James’s experience of tuberculosis treatment is still fresh in his mind and his emotions – 60 years on from being diagnosed with pulmonary TB in December 1952.
The fact that he is alive today is testament to the exciting changes that were happening to TB treatment at the time. New TB drugs, PAS, Streptomycin and Isoniazid, were becoming widely available; and Sir John Crofton was trialling combined therapy successfully in Edinburgh. Even today, tuberculosis is still treated through a combination of some of these same drugs – the famous ‘Edinburgh Method’.
James was a keen footballer and generally a fit and healthy young man when he got TB. But at the time of his diagnosis he was a shadow of himself, having lost two and a half stone in just six weeks. James was quickly diagnosed through a chest x-ray and referred for treatment in a TB sanatorium, where he stayed for over a year.
Fresh air and total bed rest were still common treatments for TB in the 1950s. James recalls being in the open air from dawn to dusk each day, in all weathers, for over seven months. James was among the first people to receive one of the new life-saving antibiotics, Streptomycin. Doctors were still working out the appropriate dose to give patients at the time, and James was told that had he developed TB just a year earlier he would have been unlikely to live for another year. Happily, James is still going strong 60 years on.
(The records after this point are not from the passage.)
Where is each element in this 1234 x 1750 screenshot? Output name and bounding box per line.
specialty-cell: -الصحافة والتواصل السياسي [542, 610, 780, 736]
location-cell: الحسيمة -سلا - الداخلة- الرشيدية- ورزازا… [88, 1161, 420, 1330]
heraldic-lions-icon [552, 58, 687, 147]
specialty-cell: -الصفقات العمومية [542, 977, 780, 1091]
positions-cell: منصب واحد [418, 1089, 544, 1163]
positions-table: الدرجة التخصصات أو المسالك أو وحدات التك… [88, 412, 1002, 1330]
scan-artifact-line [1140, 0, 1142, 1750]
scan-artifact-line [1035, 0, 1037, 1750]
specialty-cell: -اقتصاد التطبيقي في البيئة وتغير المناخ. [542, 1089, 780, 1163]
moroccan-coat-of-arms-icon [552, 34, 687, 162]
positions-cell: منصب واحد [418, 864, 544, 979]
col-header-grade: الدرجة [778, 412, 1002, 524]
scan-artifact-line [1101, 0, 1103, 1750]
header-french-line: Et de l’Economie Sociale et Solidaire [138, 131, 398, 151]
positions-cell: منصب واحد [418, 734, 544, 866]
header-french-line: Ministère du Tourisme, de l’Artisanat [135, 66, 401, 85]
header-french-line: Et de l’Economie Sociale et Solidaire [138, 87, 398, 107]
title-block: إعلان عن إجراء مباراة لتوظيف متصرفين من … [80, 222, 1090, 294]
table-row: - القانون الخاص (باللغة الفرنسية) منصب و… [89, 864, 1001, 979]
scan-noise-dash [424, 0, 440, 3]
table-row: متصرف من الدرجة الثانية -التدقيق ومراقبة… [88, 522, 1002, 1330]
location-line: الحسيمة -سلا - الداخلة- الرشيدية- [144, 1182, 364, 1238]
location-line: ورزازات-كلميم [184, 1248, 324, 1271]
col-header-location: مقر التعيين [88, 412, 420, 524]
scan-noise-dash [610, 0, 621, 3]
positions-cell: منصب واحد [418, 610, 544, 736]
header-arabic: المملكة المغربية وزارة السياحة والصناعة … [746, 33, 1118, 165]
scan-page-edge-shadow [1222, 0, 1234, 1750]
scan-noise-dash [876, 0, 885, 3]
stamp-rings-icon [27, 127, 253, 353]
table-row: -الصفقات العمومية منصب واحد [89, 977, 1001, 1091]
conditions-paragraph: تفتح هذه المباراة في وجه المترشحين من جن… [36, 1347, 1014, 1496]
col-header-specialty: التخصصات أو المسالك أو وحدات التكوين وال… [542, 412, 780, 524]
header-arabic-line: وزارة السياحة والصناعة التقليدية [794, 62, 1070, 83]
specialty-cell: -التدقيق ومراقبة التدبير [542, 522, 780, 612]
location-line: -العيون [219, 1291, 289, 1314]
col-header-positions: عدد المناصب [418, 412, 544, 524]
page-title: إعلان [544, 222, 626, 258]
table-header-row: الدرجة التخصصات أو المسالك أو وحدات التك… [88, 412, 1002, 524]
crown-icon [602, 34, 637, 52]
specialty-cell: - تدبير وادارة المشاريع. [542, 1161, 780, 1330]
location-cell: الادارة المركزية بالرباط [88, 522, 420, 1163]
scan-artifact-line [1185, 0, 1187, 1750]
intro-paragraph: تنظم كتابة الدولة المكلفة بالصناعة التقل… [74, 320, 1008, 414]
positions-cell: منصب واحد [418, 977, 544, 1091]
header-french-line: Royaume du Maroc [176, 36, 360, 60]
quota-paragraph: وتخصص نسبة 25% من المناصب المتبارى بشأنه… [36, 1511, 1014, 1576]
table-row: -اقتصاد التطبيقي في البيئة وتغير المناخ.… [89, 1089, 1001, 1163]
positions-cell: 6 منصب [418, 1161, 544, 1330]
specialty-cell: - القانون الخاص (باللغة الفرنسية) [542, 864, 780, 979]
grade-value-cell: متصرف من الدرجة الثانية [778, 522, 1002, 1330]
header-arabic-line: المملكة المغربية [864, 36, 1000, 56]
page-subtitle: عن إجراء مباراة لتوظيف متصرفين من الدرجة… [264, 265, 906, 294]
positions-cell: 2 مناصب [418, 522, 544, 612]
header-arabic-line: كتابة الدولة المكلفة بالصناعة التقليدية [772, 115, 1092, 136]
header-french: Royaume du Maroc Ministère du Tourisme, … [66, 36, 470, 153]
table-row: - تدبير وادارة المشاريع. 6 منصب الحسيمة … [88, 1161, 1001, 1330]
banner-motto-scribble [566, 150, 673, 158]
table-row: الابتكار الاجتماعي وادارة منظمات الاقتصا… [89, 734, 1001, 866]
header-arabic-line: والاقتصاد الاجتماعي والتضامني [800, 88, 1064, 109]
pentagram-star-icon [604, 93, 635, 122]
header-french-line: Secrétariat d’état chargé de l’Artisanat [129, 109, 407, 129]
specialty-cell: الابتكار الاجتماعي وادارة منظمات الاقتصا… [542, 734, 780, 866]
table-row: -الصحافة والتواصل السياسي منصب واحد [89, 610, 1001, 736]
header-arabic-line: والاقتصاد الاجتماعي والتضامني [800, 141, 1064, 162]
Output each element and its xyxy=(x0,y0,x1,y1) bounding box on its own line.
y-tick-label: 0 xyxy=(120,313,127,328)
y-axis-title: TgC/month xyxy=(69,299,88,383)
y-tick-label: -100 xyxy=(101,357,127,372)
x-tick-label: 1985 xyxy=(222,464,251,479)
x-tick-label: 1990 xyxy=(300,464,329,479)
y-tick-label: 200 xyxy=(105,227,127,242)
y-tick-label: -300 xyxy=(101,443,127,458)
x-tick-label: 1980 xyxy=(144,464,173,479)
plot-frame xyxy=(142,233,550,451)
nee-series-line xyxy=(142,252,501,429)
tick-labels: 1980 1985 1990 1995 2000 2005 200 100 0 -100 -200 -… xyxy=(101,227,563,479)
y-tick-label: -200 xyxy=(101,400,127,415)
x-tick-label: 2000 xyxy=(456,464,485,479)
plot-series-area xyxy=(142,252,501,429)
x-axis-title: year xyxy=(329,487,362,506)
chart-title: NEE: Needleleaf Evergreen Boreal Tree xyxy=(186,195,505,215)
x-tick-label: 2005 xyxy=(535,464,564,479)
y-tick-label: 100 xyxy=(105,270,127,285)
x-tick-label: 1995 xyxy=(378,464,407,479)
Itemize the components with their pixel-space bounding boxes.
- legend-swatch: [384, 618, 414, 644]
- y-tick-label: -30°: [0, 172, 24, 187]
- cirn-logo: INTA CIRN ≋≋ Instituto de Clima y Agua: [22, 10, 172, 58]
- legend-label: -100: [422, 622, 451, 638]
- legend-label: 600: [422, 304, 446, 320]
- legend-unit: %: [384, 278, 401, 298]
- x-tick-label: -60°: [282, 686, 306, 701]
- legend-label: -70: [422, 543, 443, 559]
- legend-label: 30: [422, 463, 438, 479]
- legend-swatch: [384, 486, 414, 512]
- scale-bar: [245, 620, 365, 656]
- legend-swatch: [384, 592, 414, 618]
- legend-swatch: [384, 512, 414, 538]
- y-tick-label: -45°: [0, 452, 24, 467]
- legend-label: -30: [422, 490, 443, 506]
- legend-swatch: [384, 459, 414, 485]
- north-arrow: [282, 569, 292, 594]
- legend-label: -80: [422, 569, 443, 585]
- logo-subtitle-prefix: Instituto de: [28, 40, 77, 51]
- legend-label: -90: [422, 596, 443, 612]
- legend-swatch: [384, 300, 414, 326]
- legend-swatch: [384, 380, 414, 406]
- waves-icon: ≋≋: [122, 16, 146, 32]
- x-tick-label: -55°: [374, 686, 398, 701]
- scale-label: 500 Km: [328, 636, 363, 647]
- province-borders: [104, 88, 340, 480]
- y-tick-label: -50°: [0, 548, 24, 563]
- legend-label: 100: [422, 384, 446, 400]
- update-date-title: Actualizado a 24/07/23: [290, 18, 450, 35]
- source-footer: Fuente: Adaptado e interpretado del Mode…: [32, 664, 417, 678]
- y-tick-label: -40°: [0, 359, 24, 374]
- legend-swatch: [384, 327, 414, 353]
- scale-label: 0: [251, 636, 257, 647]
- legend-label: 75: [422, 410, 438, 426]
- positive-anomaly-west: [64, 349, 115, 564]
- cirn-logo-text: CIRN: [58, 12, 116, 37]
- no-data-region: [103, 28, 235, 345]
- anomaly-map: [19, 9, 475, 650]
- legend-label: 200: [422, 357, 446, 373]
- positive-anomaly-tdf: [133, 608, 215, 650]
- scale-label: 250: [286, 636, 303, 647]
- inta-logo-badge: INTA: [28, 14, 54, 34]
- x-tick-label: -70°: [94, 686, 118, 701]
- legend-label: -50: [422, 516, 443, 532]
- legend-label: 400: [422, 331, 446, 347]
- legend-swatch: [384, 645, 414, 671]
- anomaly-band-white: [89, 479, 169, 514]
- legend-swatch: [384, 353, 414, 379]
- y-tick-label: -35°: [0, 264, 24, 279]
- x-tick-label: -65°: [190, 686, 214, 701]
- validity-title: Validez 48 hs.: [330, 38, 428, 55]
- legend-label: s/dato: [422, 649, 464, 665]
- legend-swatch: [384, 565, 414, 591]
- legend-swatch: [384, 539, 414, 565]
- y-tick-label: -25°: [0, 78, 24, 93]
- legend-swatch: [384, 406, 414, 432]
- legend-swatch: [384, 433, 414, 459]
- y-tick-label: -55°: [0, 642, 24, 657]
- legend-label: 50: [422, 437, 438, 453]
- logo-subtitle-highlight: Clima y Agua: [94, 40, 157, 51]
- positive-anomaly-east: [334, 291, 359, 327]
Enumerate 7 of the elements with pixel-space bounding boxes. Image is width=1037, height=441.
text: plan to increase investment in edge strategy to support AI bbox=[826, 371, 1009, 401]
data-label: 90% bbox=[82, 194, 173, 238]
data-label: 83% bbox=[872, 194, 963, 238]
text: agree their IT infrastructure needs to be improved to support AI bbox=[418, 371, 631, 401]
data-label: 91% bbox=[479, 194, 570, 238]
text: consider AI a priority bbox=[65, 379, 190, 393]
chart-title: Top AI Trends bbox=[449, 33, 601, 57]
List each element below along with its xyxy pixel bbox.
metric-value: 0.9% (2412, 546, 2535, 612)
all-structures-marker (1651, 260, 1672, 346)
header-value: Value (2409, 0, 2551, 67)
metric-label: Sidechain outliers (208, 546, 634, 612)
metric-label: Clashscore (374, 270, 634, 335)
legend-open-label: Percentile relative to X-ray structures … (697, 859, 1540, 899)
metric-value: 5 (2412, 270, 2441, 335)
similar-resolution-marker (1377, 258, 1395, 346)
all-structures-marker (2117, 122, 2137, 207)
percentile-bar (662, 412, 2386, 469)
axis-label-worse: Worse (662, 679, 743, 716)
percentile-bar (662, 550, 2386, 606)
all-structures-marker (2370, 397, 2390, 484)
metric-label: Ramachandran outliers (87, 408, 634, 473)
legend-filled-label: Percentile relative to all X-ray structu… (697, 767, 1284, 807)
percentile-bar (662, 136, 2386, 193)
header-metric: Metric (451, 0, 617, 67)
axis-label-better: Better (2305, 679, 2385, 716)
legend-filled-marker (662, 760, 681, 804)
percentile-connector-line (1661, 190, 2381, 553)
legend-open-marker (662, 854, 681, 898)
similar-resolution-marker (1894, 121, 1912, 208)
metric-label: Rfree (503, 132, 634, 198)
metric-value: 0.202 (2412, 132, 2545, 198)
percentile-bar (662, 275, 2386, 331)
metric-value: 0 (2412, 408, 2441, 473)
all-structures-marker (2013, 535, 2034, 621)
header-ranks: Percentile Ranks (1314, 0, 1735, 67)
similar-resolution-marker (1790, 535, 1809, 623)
Although James was cured of TB, the damage to his health was long-lasting. He continued to cough up blood for decades after his illness, a terrifying result of the scarring to his lungs from TB. He also remains moved by his experience today. As James explains:
“I was devastated by TB. I’m scared that a lack of awareness about the increasing amount of TB in the UK today may lead to others going through the same thing as me. That’s why that I was glad to discover that TB Alert is doing something about it, and why I’m happy to share my story.”